The survey, conducted by Opinion Leader Research, questioned 100 FTSE 500 main board directors on a host of issues relating to pay, performance, the role of institutional investors and corporate governance.
Other key findings include:
- Pay and performance is a key concern when it comes to executive compensation, according to the survey. Almost three-quarters (72%) agreed performance measures gave them the most cause for concern on executive remuneration issues, with 53% saying cost was a concern and 49% agreeing the balance of fixed and variable pay was an issue that needed addressing.
- On the question of bonus payments, the ability to identify metrics was seen as the biggest constraint with linking pay and performance (28%), followed by the ability to implement incentives (24%), and institutional investors (16%). Performance rewards are linked to company strategy in the majority of companies (68%), whereas 7% said that investors influenced these payments.
- Despite calls from institutional investors for more transparency over executive pay and bonuses, 53% of company executives said they had no intention of increasing disclosure in this area.
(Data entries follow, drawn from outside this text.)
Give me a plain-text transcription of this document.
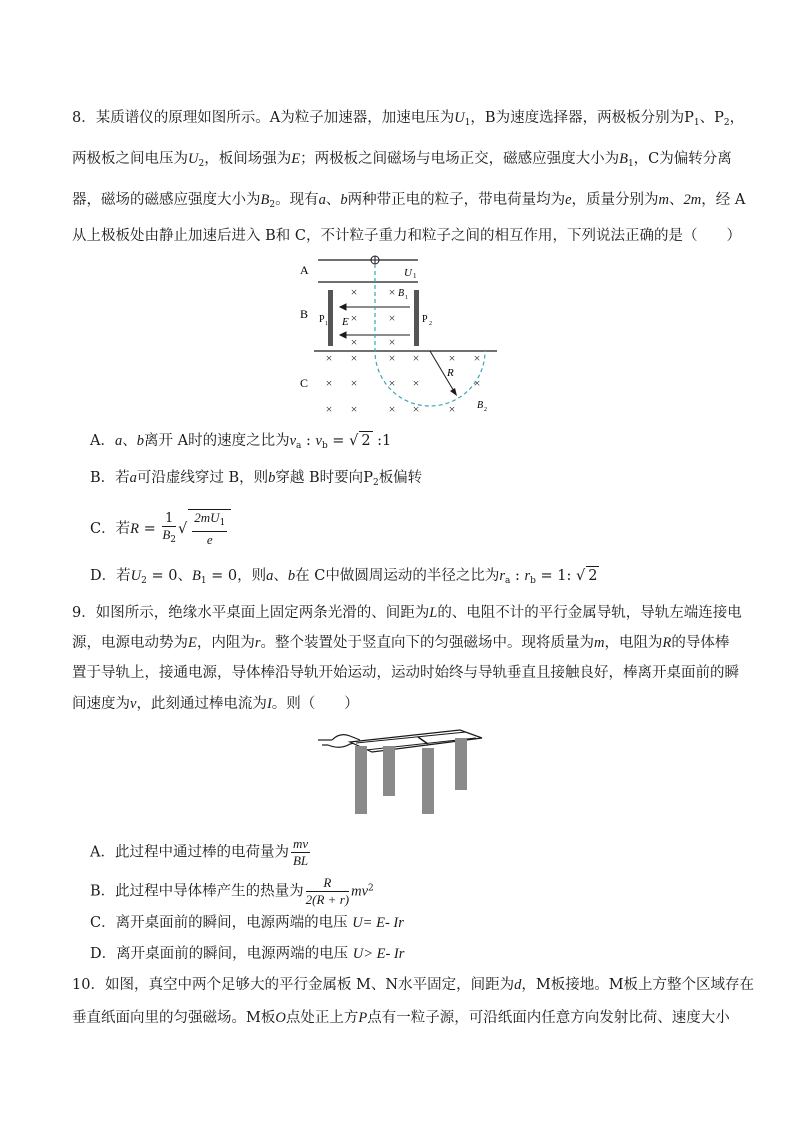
8．某质谱仪的原理如图所示。A为粒子加速器，加速电压为$U_1$，B为速度选择器，两极板分别为$P_1$、$P_2$，
两极板之间电压为$U_2$，板间场强为E；两极板之间磁场与电场正交，磁感应强度大小为$B_1$，C为偏转分离
器，磁场的磁感应强度大小为$B_2$。现有a、b两种带正电的粒子，带电荷量均为e，质量分别为m、2m，经 A
从上极板处由静止加速后进入 B和 C，不计粒子重力和粒子之间的相互作用，下列说法正确的是（　　）
A	U 1
B P 1	P 2
×	×
×	×
×	×
B 1
E
C
× ×	× × × ×
× ×	× ×	×
× ×	× × ×
R
B 2
A．a、b离开 A时的速度之比为$v_a$ : $v_b$ = √ 2 :1
B．若a可沿虚线穿过 B，则b穿越 B时要向$P_2$板偏转
C．若$R = \frac{1}{B_2}$ √ $\frac{2mU_1}{e}$
D．若$U_2 = 0$、$B_1 = 0$，则a、b在 C中做圆周运动的半径之比为$r_a$ : $r_b = 1$: √ 2
9．如图所示，绝缘水平桌面上固定两条光滑的、间距为L的、电阻不计的平行金属导轨，导轨左端连接电
源，电源电动势为E，内阻为r。整个装置处于竖直向下的匀强磁场中。现将质量为m，电阻为R的导体棒
置于导轨上，接通电源，导体棒沿导轨开始运动，运动时始终与导轨垂直且接触良好，棒离开桌面前的瞬
间速度为v，此刻通过棒电流为I。则（　　）
A．此过程中通过棒的电荷量为 $\frac{mv}{BL}$
B．此过程中导体棒产生的热量为 $\frac{R}{2(R + r)} mv^2$
C．离开桌面前的瞬间，电源两端的电压 U= E- Ir
D．离开桌面前的瞬间，电源两端的电压 U> E- Ir
10．如图，真空中两个足够大的平行金属板 M、N水平固定，间距为d，M板接地。M板上方整个区域存在
垂直纸面向里的匀强磁场。M板O点处正上方P点有一粒子源，可沿纸面内任意方向发射比荷、速度大小
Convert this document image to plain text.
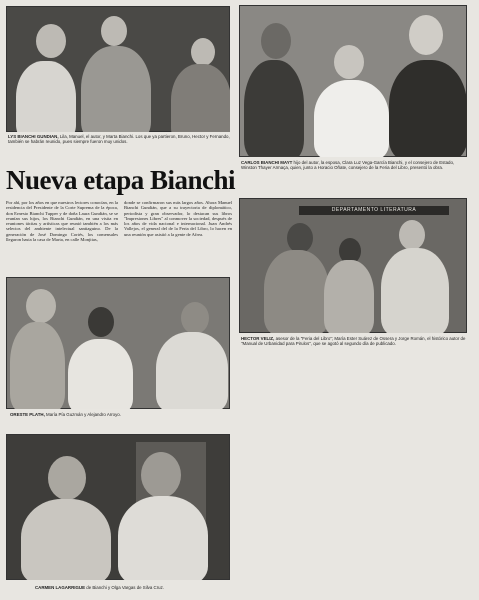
LYS BIANCHI GUNDIAN, Lila, Manuel, el autor, y Marta Bianchi. Los que ya partieron, Bruno, Hector y Fernando, también se habrán reunido, pues siempre fueron muy unidos.
CARLOS BIANCHI MAYT hijo del autor, la esposa, Clara Luz Vega-García Bianchi, y el consejero de Estado, Winston Thayer Armaça, quien, junto a Horacio Oñate, consejero de la Feria del Libro, presentó la obra.
Nueva etapa Bianchi
Por ahí, por los años en que nuestros lectores conocían, en la residencia del Presidente de la Corte Suprema de la época, don Ernesto Bianchi Tupper y de doña Laura Gundián, se se reunían sus hijos, los Bianchi Gundián, en una visita en reuniones tácitas y artísticas que reunió también a los más selectos del ambiente intelectual santiaguino. De la generación de José Domingo Cortés, los comensales llegaron hasta la casa de Marta, en calle Monjitas,
donde se confirmaron sus más largos años. Ahora Manuel Bianchi Gundián, que a su trayectoria de diplomático, periodista y gran observador, lo destacan sus libros "Impresiones Libres" al conmover la sociedad, después de los años de vida nacional e internacional. Juan Andrés Vallejos, el general del de la Feria del Libro, lo hacen en una reunión que asistió a la gente de Afrea.
ORESTE PLATH, María Pía Guzmán y Alejandro Arroyo.
DEPARTAMENTO LITERATURA
HECTOR VELIZ, asesor de la "Feria del Libro"; María Ester Suárez de Ossera y Jorge Román, el histórico autor de "Manual de Urbanidad para Pirulos", que se agotó al segundo día de publicado.
CARMEN LAGARRIGUE de Bianchi y Olga Vargas de Silva Cruz.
Less than a fifth (19%) of executives interviewed plan to provide more information in respect of past awards and just 17% plan to provide more detailed information on future awards.
- On balance, most companies believe their institutional investors behave like owners and put the long-term wellbeing of the company first, although 30% of those surveyed expressed their concern that institutional investors put short-term profits first. Almost a third (31%) believed that employees take a short-term approach to their business, while 23% thought their board took a short–term view of the business.